Unlike its predecessor, the Galaxy A5 (2017) was sold in Canada.

Variants
| Model | Processor | SIM | Region |
| SM-A520F | Samsung Exynos 7 Octa 7880 | Single | Europe, Asia, Africa, Latin America, Oceania, Middle East |
| SM-A520F/DS | Dual | Russia, Kazakhstan, Ukraine, UAE |
| SM-A520W | Single | Canada |

=== Galaxy A7 ===
This series' Galaxy A7 runs Android 6.0.1 Marshmallow out-of-the-box and runs on Grace UX interface (and upgradable to Android 7.0 "Nougat" and Android 8.0 "Oreo" with Samsung Experience 8.1 and 9.0 respectively). The smartphone features an Exynos 7880 SoC consisting of 8 ARM Cortex-A53 backed by the Mali-T830MP3 GPU and sports 3 GB of RAM and 32 GB of internal storage, expandable to 256 GB via a MicroSD card slot. Unlike the previous version of the A7, it has a dedicated MicroSD card slot allowing both a second SIM Card in dual SIM models and MicroSD card to be used at the same time.

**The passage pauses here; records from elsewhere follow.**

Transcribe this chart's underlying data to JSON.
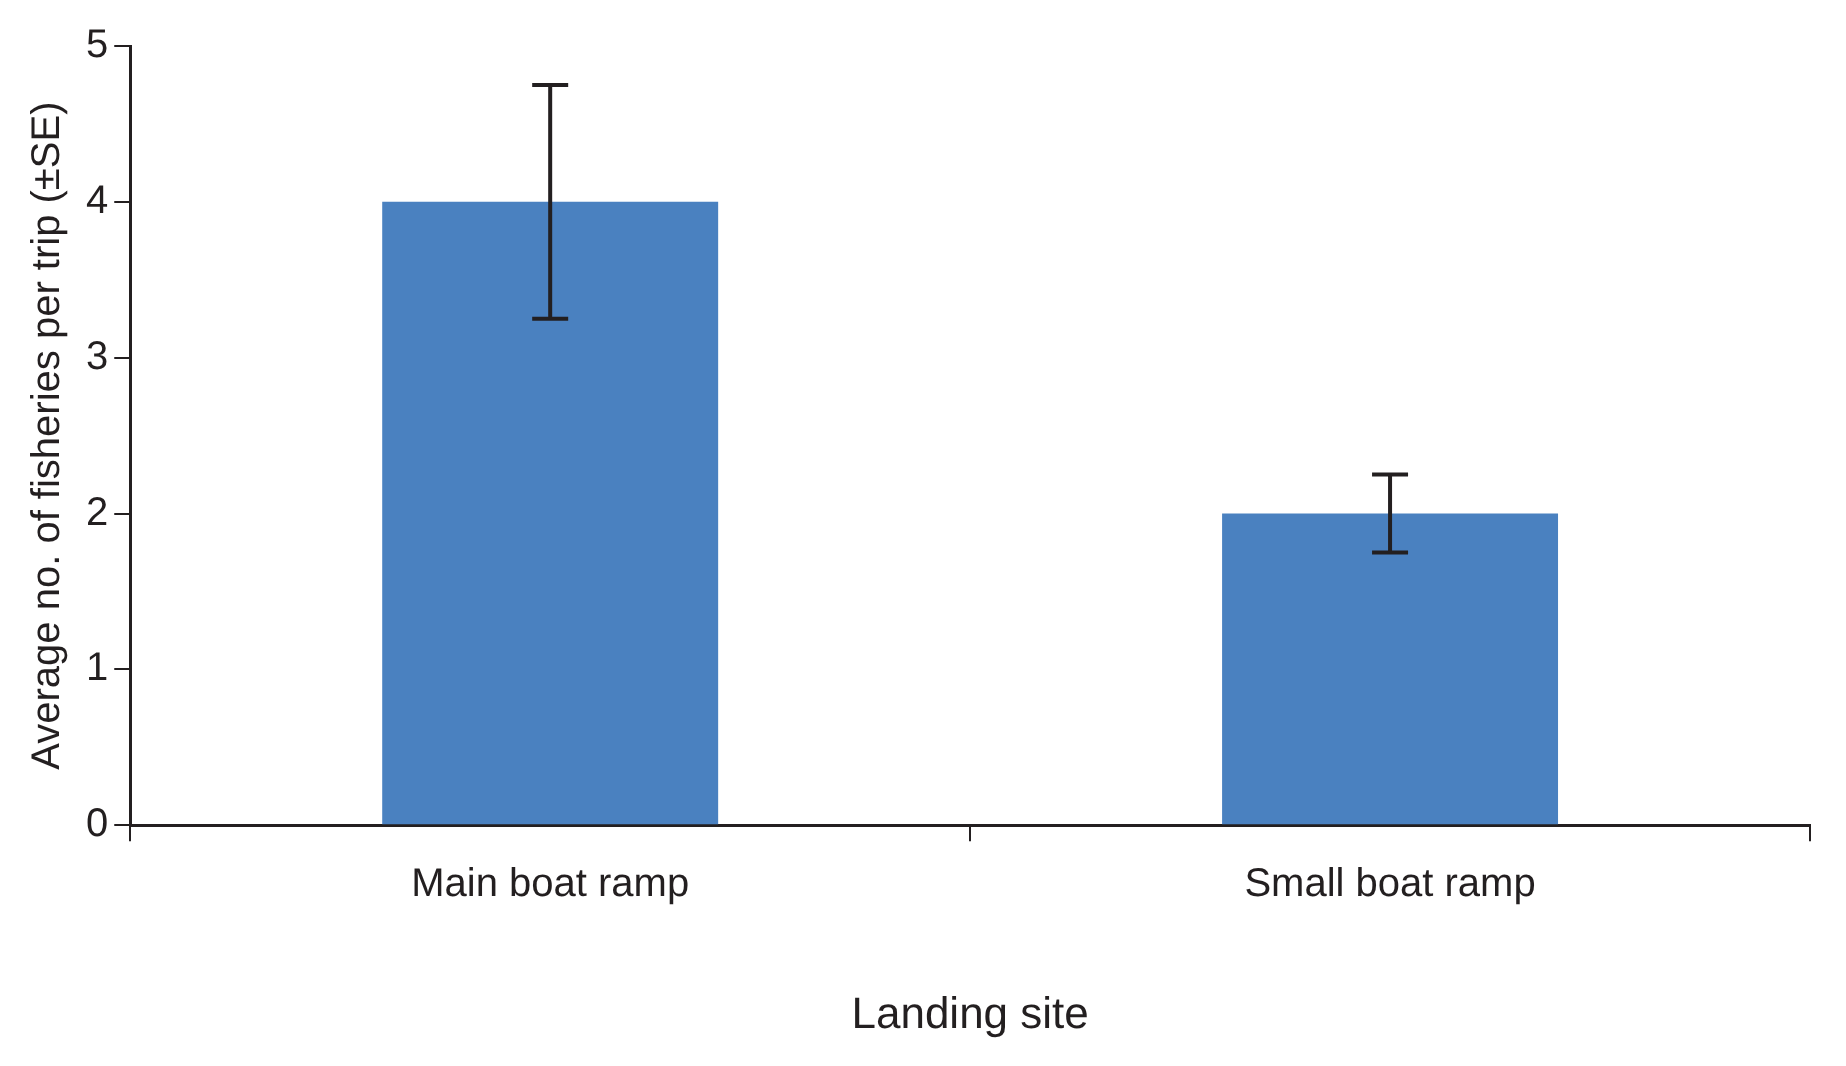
{
  "chart_data": {
    "type": "bar",
    "xlabel": "Landing site",
    "ylabel": "Average no. of fisheries per trip (±SE)",
    "categories": [
      "Main boat ramp",
      "Small boat ramp"
    ],
    "values": [
      4.0,
      2.0
    ],
    "errors": [
      0.75,
      0.25
    ],
    "color": "#4a81c0",
    "ylim": [
      0,
      5
    ],
    "yticks": [
      0,
      1,
      2,
      3,
      4,
      5
    ],
    "grid": false,
    "legend": false
  }
}
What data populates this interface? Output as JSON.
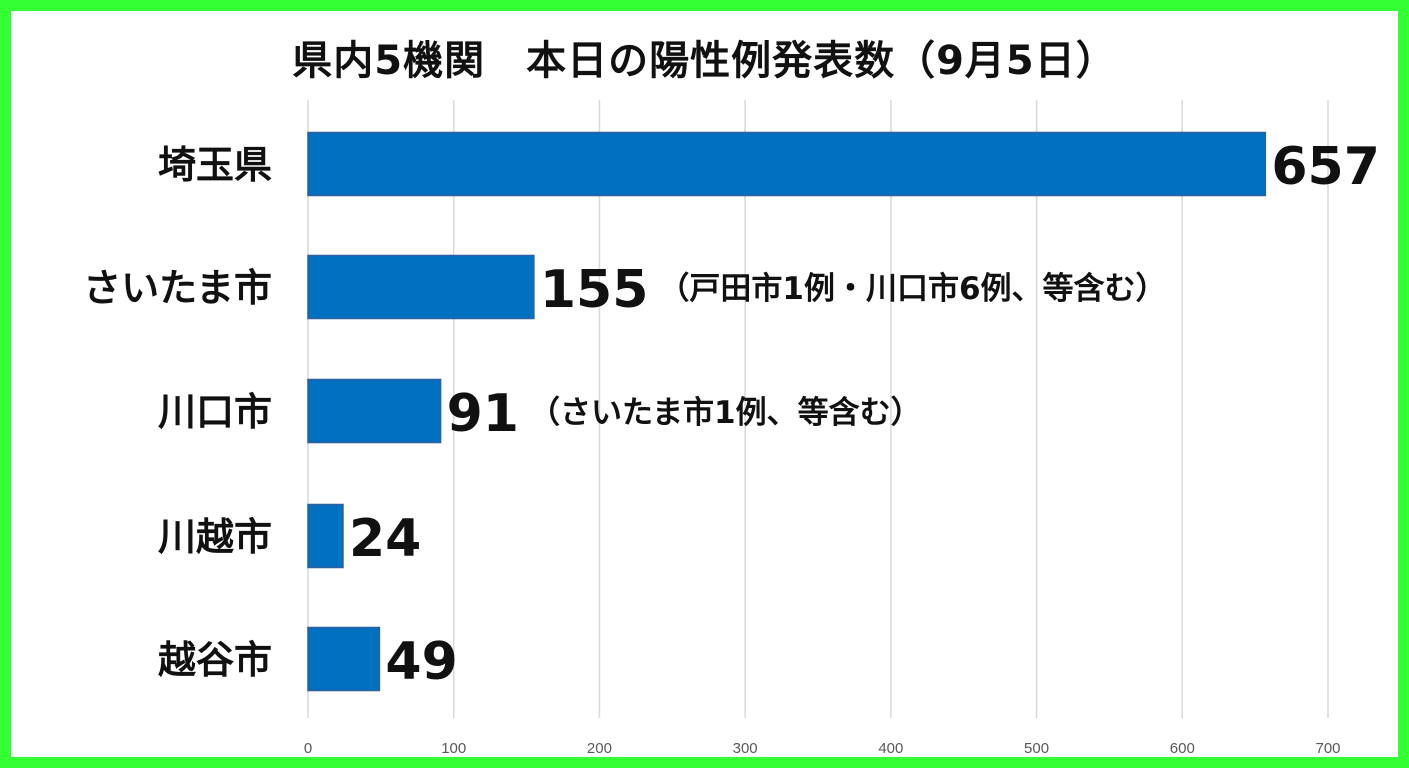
{
  "chart_data": {
    "type": "bar",
    "orientation": "horizontal",
    "title": "県内5機関　本日の陽性例発表数（9月5日）",
    "categories": [
      "埼玉県",
      "さいたま市",
      "川口市",
      "川越市",
      "越谷市"
    ],
    "values": [
      657,
      155,
      91,
      24,
      49
    ],
    "value_labels": [
      "657",
      "155",
      "91",
      "24",
      "49"
    ],
    "annotations": [
      "",
      "（戸田市1例・川口市6例、等含む）",
      "（さいたま市1例、等含む）",
      "",
      ""
    ],
    "xlim": [
      0,
      700
    ],
    "xticks": [
      0,
      100,
      200,
      300,
      400,
      500,
      600,
      700
    ],
    "grid": true,
    "colors": {
      "bar": "#0070c0",
      "bar_edge": "#2e5f9e",
      "grid": "#d9d9d9",
      "frame": "#33ff33"
    }
  }
}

The device retains a non-removable battery like its predecessor, rated at 3600mAh with fast-charging capabilities. Its extra features, similar to Samsung's 2016 flagship's, include IP68 water resistance, Always-on Display, and 3D glass backing with Gorilla Glass 4. A new "Always On display" functionality displays a clock, calendar, and notifications on-screen when the device is in standby. The international model of the Galaxy A7 2017 received the latest and last Android 8.0 Oreo update in 2018. In September 2019, The SK Telecom model of the Galaxy A7 2017 received One UI with Android Pie due to it launching with Android Nougat.

Variants
| Model | Processor | SIM | Region |
| SM-A720F | Samsung Exynos 7 Octa 7880 | Single | Asia, Africa, Latin America, Oceania, Middle East |
| SM-A720F/DS | Dual | Russia, Kazakhstan, Ukraine |
| SM-A720S | Single | South Korea (SK Telecom) |

=== Custom ROMs ===
The Galaxy A5 and A7 allow for bootloader unlocking and custom ROMs installs, and as a result the phone can be upgraded to Android 11 with the degoogled iodéOS.

==Critical reception==
Svet Kompjutera praised A3 and A5's build quality and performance, noting that the difference in speed between the two is not great in everyday usage. A5's camera was assessed as above-average in the market segment. The price of A5 was judged as reasonable, but A3's price was seen unfavorably.